I want to draw a plane which is given by the equation: Ax+By+Cz+D=0. I first tried to draw him by setting x,y and then get z from the equation. this did not work fine because there are some planes like 0x+0y+z + 0 = 0 and etc...
my current solution is this:
- draw the plane on ZY plane by giving 4 coordinates which goes to infinity.
- find out to rotation that should be done in order to bring the normal of the given plane(a,b,c) to lay
on z axis.
- find the translation that should be done in order for that plane be on x axis.

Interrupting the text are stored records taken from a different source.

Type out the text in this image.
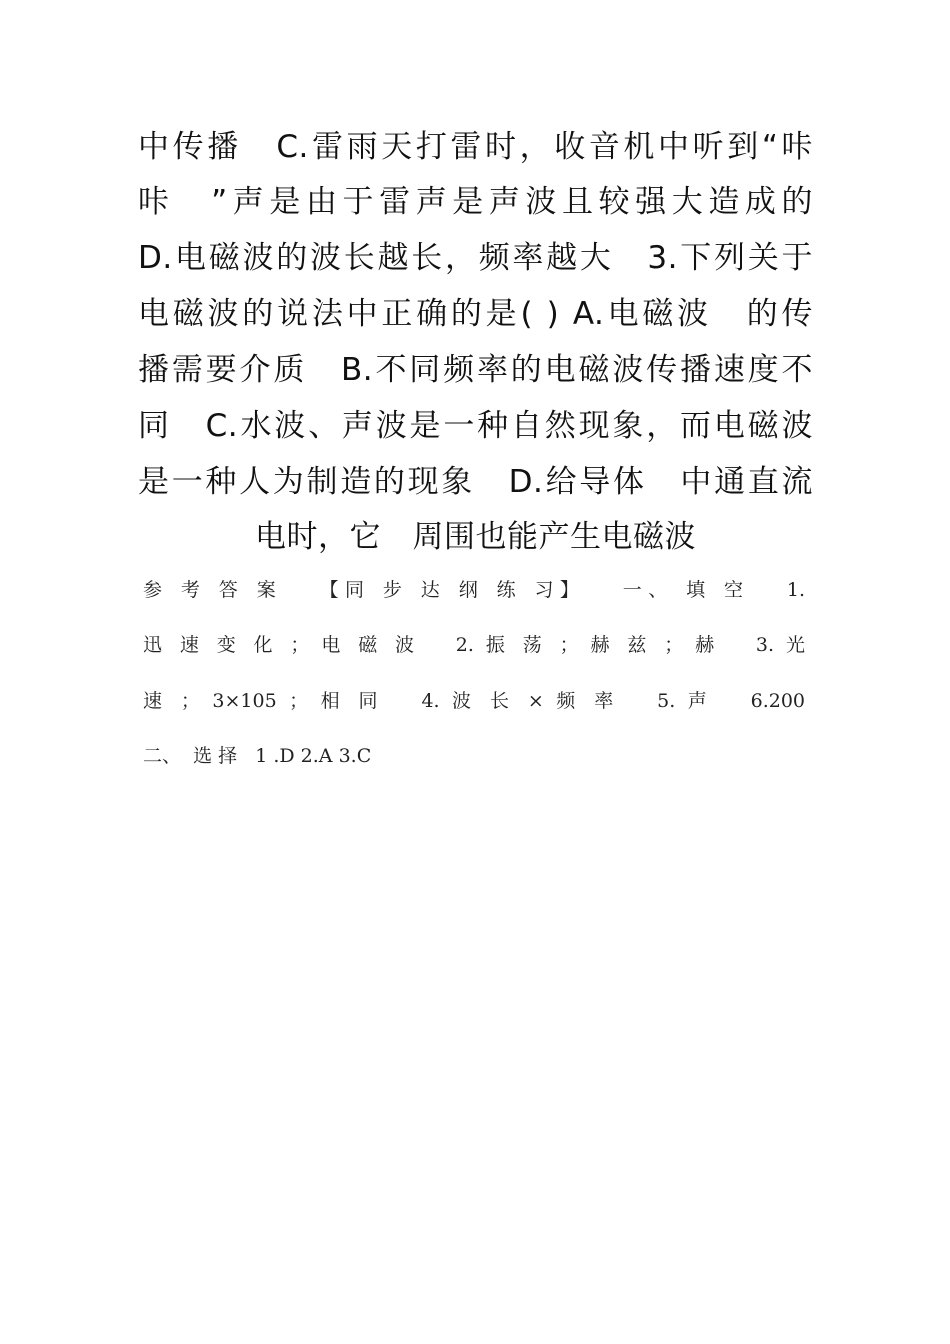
中传播　C.雷雨天打雷时，收音机中听到“咔
咔　”声是由于雷声是声波且较强大造成的
D.电磁波的波长越长，频率越大　3.下列关于
电磁波的说法中正确的是( ) A.电磁波　的传
播需要介质　B.不同频率的电磁波传播速度不
同　C.水波、声波是一种自然现象，而电磁波
是一种人为制造的现象　D.给导体　中通直流
电时，它　周围也能产生电磁波
参 考 答 案   【同 步 达 纲 练 习】   一、 填 空   1.
迅 速 变 化 ； 电 磁 波   2. 振 荡 ； 赫 兹 ； 赫   3. 光
速 ； 3×105 ； 相 同   4. 波 长 × 频 率   5. 声   6.200
二、  选 择   1 .D 2.A 3.C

- make the exactly opposite transformation to those rotation and to this translation hence i will get the
plane in his place.
ok
this is a great thing but I can make the proper math calculations(tried a lot of times...) with the dot product and etc....
can someone help me in understanding the exact way it should be done OR give me some formula in which I will put ABCD and get the right transformation?
Is this what you're asking?
Transforming a simple plane like the xy plane to your plane is fairly simple:
your plane is Ax+By+Cz+D=0
the xy plane is simply z=0. i.e. A=B=D=0, while C=whatever you want. We'll say 1 for simplicity's sake.
When you have a plane in this form, the normal of the plane is defined by the vector (A,B,C)
so you want a rotation that will take you from (0,0,1) to (A,B,C)*
*Note that this will only work if {A,B,C} is unitary. so you may have to divide A B and C each by sqrt(A^2+B^2+C^2).
rotating around just two of the axes can get your from any direction to any other direction, so we'll pick x and y;
here are the rotation matrices for rotations by a about the x axis, and b about the y axis.
Rx := {{1, 0, 0}, {0, Cos[a], Sin[a]}, {0, -Sin[a], Cos[a]}}
Ry := {{Cos[b], 0, -Sin[b]}, {0, 1, 0}, {Sin[b], 0, Cos[b]}}
if we do a rotation about x, followed by a rotation about y, of the vector normal to the xy plane, (0,0,1), we get:
Ry.Rx.{0,0,1} = {-Cos[a] Sin[b], Sin[a], Cos[a] Cos[b]}
which are your A B C values.
i.e.
A = -Cos[a]Sin[b]
B = Sin[a]
C = Cos[a]Cos[b]
From here, it's simple.
a = aSin[B]
so now A = -Cos[aSin[B]]Sin[b]
Cos[aSin[x]] = sqrt(1-x^2) so:
A = -Sqrt[1-B^2] * Sin[b]
b = aSin[-A/sqrt[1-B^2]]
a = aSin[B] (rotation about x axis)
b = aSin[-A/sqrt[1-B^2]] (rotation about y axis)
So we now have the angles about the x and y axes we need to rotate by.
After this, you just need to shift your plane up or down until it matches the one you already have.
The plane you have at the moment, (after those two rotations) is going to be Ax+By+Cz=0.
the plane you want is Ax+Bx+Cz+D=0. To find out d, we will see where the z axis crosses your plane.
i.e. Cz+D=0 -> z = -D/C
So we transform your z in Ax+By+Cz=0 by -D/C to give:
Ax+By+C(z+D/C) = Ax+By+Cz+D=0. Oh would you look at that!
It turns out you don't have to do any extra maths once you have the angles to rotate by!
The two angles will give you A,B, and C. To get D you just copy it from what you had.
Hope that's of some help, I'm not entirely sure how you plan on actually drawing the plane though...
Edited to fix some horrible formatting. hopefully it's better now.